Per superare queste difficoltà, alcuni studi di progettazione ritornarono al modello in scala come metodo progettuale, che consentiva una visione completa degli intricati macchinari, e riduceva gli errori nell’organizzazione spaziale delle strutture. Questo ritorno al modello, tuttavia, presentava un’innovazione fondamentale rispetto ai plastici-progetto dei secoli passati, che ne determinava la popolarità e l’adozione in larga scala: era composto da elementi modulari e intercambiabili.
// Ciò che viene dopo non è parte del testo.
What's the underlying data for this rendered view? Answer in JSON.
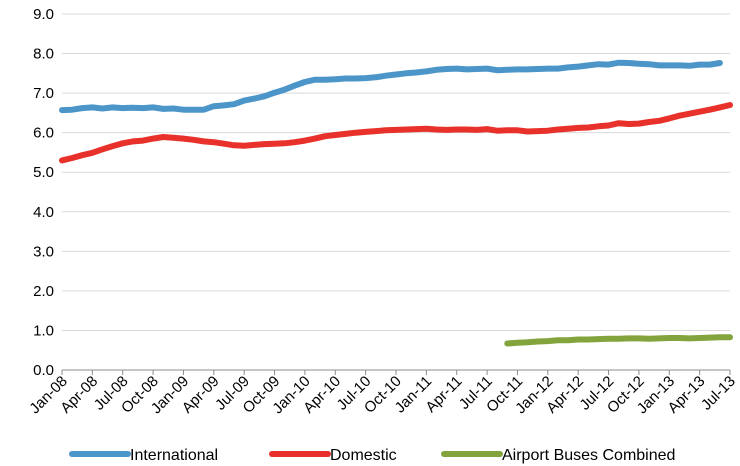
{
  "chart_data": {
    "type": "line",
    "title": "",
    "xlabel": "",
    "ylabel": "",
    "ylim": [
      0,
      9
    ],
    "yticks": [
      "0.0",
      "1.0",
      "2.0",
      "3.0",
      "4.0",
      "5.0",
      "6.0",
      "7.0",
      "8.0",
      "9.0"
    ],
    "grid": true,
    "legend_position": "bottom",
    "x_labels": [
      "Jan-08",
      "Apr-08",
      "Jul-08",
      "Oct-08",
      "Jan-09",
      "Apr-09",
      "Jul-09",
      "Oct-09",
      "Jan-10",
      "Apr-10",
      "Jul-10",
      "Oct-10",
      "Jan-11",
      "Apr-11",
      "Jul-11",
      "Oct-11",
      "Jan-12",
      "Apr-12",
      "Jul-12",
      "Oct-12",
      "Jan-13",
      "Apr-13",
      "Jul-13"
    ],
    "series": [
      {
        "name": "International",
        "color": "#4b95c9",
        "values": [
          6.57,
          6.58,
          6.62,
          6.64,
          6.61,
          6.64,
          6.62,
          6.63,
          6.62,
          6.64,
          6.6,
          6.61,
          6.58,
          6.58,
          6.58,
          6.67,
          6.69,
          6.72,
          6.81,
          6.86,
          6.92,
          7.01,
          7.09,
          7.19,
          7.28,
          7.34,
          7.34,
          7.35,
          7.37,
          7.37,
          7.38,
          7.4,
          7.44,
          7.47,
          7.5,
          7.52,
          7.55,
          7.59,
          7.61,
          7.62,
          7.6,
          7.61,
          7.62,
          7.58,
          7.59,
          7.6,
          7.6,
          7.61,
          7.62,
          7.62,
          7.65,
          7.67,
          7.7,
          7.73,
          7.72,
          7.77,
          7.76,
          7.74,
          7.73,
          7.7,
          7.7,
          7.7,
          7.69,
          7.72,
          7.72,
          7.76
        ]
      },
      {
        "name": "Domestic",
        "color": "#e8312a",
        "values": [
          5.3,
          5.36,
          5.43,
          5.49,
          5.58,
          5.66,
          5.73,
          5.78,
          5.8,
          5.85,
          5.89,
          5.87,
          5.85,
          5.82,
          5.78,
          5.76,
          5.72,
          5.68,
          5.67,
          5.69,
          5.71,
          5.72,
          5.73,
          5.76,
          5.8,
          5.85,
          5.91,
          5.94,
          5.97,
          6.0,
          6.02,
          6.04,
          6.06,
          6.07,
          6.08,
          6.09,
          6.1,
          6.08,
          6.07,
          6.08,
          6.08,
          6.07,
          6.09,
          6.05,
          6.06,
          6.06,
          6.03,
          6.04,
          6.05,
          6.08,
          6.1,
          6.12,
          6.13,
          6.16,
          6.18,
          6.24,
          6.22,
          6.23,
          6.27,
          6.3,
          6.36,
          6.43,
          6.48,
          6.53,
          6.58,
          6.64,
          6.7
        ]
      },
      {
        "name": "Airport Buses Combined",
        "color": "#83a43c",
        "start_index": 44,
        "values": [
          0.67,
          0.69,
          0.7,
          0.72,
          0.73,
          0.75,
          0.75,
          0.77,
          0.77,
          0.78,
          0.79,
          0.79,
          0.8,
          0.8,
          0.79,
          0.8,
          0.81,
          0.81,
          0.8,
          0.81,
          0.82,
          0.83,
          0.83
        ]
      }
    ]
  }
}
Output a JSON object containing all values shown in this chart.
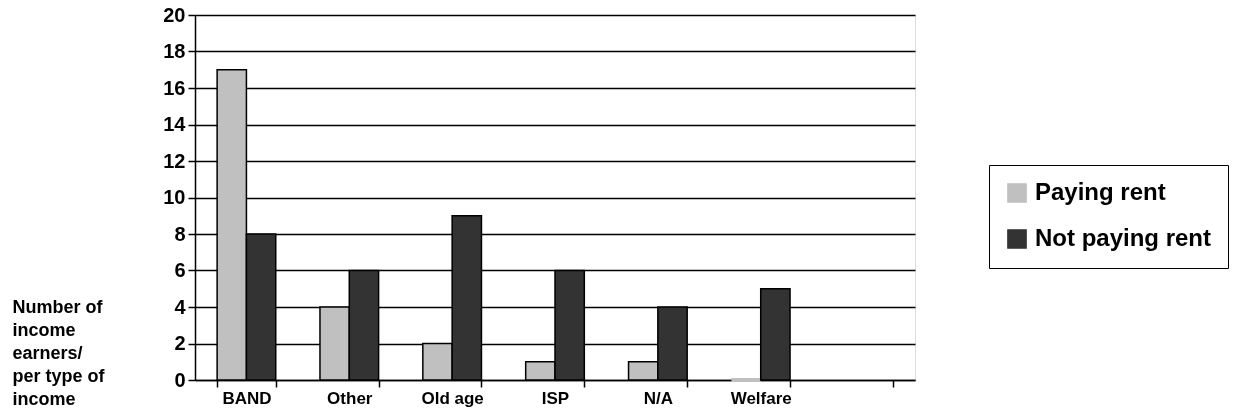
{
  "chart_data": {
    "type": "bar",
    "categories": [
      "BAND",
      "Other",
      "Old age",
      "ISP",
      "N/A",
      "Welfare",
      null
    ],
    "series": [
      {
        "name": "Paying rent",
        "color": "#c0c0c0",
        "values": [
          17,
          4,
          2,
          1,
          1,
          0,
          null
        ]
      },
      {
        "name": "Not paying rent",
        "color": "#333333",
        "values": [
          8,
          6,
          9,
          6,
          4,
          5,
          null
        ]
      }
    ],
    "ylabel": "Number of income earners/ per type of income",
    "ylim": [
      0,
      20
    ],
    "yticks": [
      0,
      2,
      4,
      6,
      8,
      10,
      12,
      14,
      16,
      18,
      20
    ],
    "grid": "y",
    "legend": "right"
  }
}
L’enorme sforzo che a partire dal Dopoguerra l’Unione Sovietica fece per industrializzare l’edilizia e, dopo le riforme di Chruščëv (1954-63), per definire degli standard universali per i tipi costruttivi, consentiva, in buona parte, di usare lo stesso set limitato di elementi (travi, pilastri, pannelli, ecc.), e di conseguenza di gruppi di misure (passi strutturali, interpiani, ecc.) per progettare virtualmente qualsiasi edificio, industriale, civile o militare. Da qui il passo verso una riproduzione in scala di quegli stessi elementi, per la maggior parte prefabbricati, era breve.
Più nello specifico, una spinta decisiva verso l’adozione dei plastici progettuali avvenne a seguito del Congresso dei Soviet del 19 novembre 1962, nel quale si fece il bilancio dell’esperienza del primo piano settennale di industrializzazione voluto da Chruščëv. Come ricorda l’architetto Jurij Lebedev, il turbolento sviluppo industriale di quegli anni aveva prodotto un enorme varietà di tipi, di elementi strutturali prefabbricati, di progetti, di sistemi costruttivi (Lebedev 1963, 23). Questo portava ovviamente a gravi inefficienze. Il lavoro, negli anni a venire, sarebbe stato quello di ridurre e ottimizzare i risultati di quella grande stagione creativa-produttiva. Misura puntualmente eseguita, con l’uscita delle nuove “Norme Tecniche di Costruzione e Progettazione” (SnIP) a partire dal 1963 (e in seguito dagli standard GOST, elencati nei riferimenti bibliografici).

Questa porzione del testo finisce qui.